PipeCD's architecture overview
    • piped
      • Gitリポジトリを継続監視して、変更があれば資産をデプロイするコンポネント
      • piped自体の設定値は、起動時に指定が必要
    • Control Plane
      • pipedから送られてくるデプロイ状況などを管理するコンポネント
      • UIも提供
      • 本記事ではほとんど関係ありません。

背景

  • サーバレスワークロードのユーザにとって、pipedを管理するためだけにECSを構築・管理するのはtoo much
    • 特にVPC、セキュリティグループ、タスク定義あたり
  • -> サーバレスアプリと同様にpipedもサーバレスでサクッと動かしたい!
  • -> しかしpipedは常駐稼働が必要*1であるため、Lambdaでは動かせない
  • -> App Runnerで動かせたら楽では??

構成

  • 下記の構成にしました。

architecture: piped-on-apprunner
  • 下記のREADMEに構築手順を記載しています。Terraformです。
  • ※ 上記サンプルではpipedではなくlauncher*2を使用していますが、本記事ではあまり重要な違いではないです。

主な設定値

注: 本記事で触れるApp Runnerの仕様は今後変更される可能性があります。

  • ヘルスチェック
  • Auto Scaling Configuration
    • min=1,max=1に指定しています。
      • pipedは1台で十分であり、スケールインもスケールアウトもしてほしくないため。
  • ネットワーク
    • Inbound
      • pipedはinbound通信不要なので、VPCエンドポイントすら指定しないプライベートにしています。
        • AWSコンソールからだとVPCエンドポイントの指定が必須のようでしたが、Terraformからは未指定で構築できました。
        • ヘルスチェックはApp Runnerサービス内で行われるので、問題なく通ります。
    • Outbound
      • pipedからPipeCDのControl PlaneやGitリポジトリへのアクセスが必要なので、Public Accessを許可しています。
  • 開始コマンド(StartCommand)
    • pipedの起動オプションで、Secrets Managerからpipedのconfigを取得するようにしています。
      • 一番苦労した点です。
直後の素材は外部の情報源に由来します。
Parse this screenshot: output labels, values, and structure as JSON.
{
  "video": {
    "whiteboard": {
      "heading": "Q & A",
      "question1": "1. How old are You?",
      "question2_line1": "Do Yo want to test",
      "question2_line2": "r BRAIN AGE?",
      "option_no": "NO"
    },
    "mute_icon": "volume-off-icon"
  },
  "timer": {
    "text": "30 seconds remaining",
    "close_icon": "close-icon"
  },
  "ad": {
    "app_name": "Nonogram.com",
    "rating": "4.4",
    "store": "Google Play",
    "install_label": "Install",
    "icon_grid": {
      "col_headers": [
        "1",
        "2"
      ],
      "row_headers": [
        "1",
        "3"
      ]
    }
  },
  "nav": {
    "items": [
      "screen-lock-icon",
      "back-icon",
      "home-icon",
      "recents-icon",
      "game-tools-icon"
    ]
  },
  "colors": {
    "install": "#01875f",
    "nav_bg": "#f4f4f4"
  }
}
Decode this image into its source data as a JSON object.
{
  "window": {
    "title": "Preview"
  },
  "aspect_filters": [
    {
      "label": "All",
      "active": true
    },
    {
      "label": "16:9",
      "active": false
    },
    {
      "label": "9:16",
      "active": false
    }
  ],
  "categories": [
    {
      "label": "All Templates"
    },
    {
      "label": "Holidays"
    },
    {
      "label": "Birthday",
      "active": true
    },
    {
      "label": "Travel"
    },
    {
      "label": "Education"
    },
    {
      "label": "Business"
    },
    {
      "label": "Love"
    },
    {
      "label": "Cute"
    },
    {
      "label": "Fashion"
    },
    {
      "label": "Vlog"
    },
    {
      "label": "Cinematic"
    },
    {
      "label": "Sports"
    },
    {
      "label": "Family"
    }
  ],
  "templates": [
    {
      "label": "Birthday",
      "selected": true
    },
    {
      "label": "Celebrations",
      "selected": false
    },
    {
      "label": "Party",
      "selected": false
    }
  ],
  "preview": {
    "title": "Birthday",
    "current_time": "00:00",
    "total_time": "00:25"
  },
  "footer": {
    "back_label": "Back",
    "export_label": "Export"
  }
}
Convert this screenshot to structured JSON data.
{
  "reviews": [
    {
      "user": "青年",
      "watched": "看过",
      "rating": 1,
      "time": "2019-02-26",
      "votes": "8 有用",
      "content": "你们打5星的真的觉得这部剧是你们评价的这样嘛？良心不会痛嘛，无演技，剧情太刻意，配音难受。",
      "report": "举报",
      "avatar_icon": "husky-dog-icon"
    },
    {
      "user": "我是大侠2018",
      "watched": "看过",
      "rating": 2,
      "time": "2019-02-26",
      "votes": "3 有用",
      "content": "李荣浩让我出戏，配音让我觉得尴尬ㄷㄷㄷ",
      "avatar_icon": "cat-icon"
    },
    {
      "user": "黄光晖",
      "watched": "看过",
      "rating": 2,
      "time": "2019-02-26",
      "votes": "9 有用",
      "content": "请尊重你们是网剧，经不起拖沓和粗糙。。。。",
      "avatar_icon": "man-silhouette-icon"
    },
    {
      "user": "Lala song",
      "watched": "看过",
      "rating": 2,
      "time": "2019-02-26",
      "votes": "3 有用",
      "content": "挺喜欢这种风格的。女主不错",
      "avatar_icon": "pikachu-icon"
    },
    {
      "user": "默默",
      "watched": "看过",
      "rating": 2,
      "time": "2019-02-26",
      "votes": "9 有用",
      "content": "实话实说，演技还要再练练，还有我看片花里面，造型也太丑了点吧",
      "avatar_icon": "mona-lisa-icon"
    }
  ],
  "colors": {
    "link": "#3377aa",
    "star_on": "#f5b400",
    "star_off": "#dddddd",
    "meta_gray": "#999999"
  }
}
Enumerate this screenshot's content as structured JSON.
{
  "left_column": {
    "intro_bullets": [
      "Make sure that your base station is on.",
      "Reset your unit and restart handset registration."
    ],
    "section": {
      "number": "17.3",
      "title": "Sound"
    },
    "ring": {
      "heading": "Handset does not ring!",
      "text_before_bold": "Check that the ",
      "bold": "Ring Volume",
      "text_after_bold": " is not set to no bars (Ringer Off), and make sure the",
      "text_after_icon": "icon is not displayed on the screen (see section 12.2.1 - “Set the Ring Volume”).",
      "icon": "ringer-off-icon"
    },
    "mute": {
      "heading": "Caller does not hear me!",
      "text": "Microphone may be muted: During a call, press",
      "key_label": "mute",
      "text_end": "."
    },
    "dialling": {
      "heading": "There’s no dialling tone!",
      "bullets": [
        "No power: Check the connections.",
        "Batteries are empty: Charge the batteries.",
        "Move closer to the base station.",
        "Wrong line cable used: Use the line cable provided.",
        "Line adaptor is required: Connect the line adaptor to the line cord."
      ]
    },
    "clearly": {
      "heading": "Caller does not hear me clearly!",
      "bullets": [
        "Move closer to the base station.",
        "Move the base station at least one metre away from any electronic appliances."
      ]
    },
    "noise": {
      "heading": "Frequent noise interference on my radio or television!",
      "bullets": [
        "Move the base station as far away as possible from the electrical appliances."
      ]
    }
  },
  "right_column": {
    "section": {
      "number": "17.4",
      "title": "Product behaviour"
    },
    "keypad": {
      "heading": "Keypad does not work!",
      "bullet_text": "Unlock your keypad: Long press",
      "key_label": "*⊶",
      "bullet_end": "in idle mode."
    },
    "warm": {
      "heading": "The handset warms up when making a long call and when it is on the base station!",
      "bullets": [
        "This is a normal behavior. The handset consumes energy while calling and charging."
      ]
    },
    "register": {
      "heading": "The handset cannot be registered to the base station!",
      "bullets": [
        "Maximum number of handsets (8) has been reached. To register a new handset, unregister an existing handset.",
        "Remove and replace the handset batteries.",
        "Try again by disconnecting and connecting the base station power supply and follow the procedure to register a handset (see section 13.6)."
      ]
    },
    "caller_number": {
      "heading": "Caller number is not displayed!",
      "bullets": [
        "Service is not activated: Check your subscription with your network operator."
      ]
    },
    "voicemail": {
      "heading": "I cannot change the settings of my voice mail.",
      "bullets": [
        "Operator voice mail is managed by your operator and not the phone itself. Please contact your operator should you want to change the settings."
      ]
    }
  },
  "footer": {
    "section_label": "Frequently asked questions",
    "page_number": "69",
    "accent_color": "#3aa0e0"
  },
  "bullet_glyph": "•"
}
次の節参照。

実現にあたって必要となった追加機能

  • PipeCDのv0.46.0時点では、App Runnerでpipedを動かすには下記の通り課題がありました。
    • pipedのconfigはクレデンシャルを含むため、config全体をGitで管理するのはセキュアではありません。
    • そのため、ECSでpipedを動かす場合には下記のようになります。(

      Installing on ECS Fargate | PipeCD)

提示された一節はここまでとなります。